Narrating the shop’s story, Rizwan told the Times of India via phone, “I had my first pav bhaji at an Indian restaurant in Dubai a few years back. An Indian chef friend of mine shared its recipe with me. When I came back to Pakistan, I thought of starting this restaurant.”
Rizwan said he desired to give due credit to the city of Mumbai and named his shop “Mumbai Pav Bhaji.”
“That is why my shop has images of iconic places of the city (Mumbai),” Rizwan added.
While Rizwan claims his shop is the “only one in Pakistan to sell pav bhaji,” renowned food blogger Zia Tabarak remembers seeing a few pav bhaji stalls in Lahore.
“People in Pakistan mostly eat non-vegetarian street food. So, pav bhaji came as a freshening change,” remarked Zia, who has his family roots in the Indian city of Lucknow in Uttar Pradesh (UP).
“In the past, some 5-star restaurants used to have pav bhaji on their menu. However, it was not in demand. Surprisingly, the street food version of it has found many takers,” he added.

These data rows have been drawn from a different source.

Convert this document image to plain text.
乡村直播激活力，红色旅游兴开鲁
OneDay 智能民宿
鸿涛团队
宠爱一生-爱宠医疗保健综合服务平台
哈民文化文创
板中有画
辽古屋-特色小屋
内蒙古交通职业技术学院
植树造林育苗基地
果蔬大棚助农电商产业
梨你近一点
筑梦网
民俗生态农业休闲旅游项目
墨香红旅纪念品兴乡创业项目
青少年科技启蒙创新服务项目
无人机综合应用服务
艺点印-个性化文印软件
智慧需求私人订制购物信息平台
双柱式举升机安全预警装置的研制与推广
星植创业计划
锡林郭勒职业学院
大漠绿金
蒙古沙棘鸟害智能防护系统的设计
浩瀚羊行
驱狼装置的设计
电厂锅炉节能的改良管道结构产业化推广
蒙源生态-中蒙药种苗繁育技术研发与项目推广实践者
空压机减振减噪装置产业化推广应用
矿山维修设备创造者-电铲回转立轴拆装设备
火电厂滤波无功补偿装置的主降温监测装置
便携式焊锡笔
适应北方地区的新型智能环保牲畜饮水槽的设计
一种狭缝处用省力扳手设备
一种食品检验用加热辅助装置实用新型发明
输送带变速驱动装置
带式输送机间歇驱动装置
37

The success of Indian street food has inspired first-time restaurateurs like Rizwan to have vada pav, another street food snack from Mumbai, on the menu.
“Karachiites draw vada pav’s similarity to the famous bun kababs here. They say vada pav is just a different version of bun kebab, but a touch of spiciness is making it a hit,” says Zia.
The food blogger is also is expecting many food start-ups to launch similar stalls selling Indian street food.
“It might sound clichéd, but food has no boundaries. If it satisfies your cravings and appetite, then who cares about the name and the origin,” he says.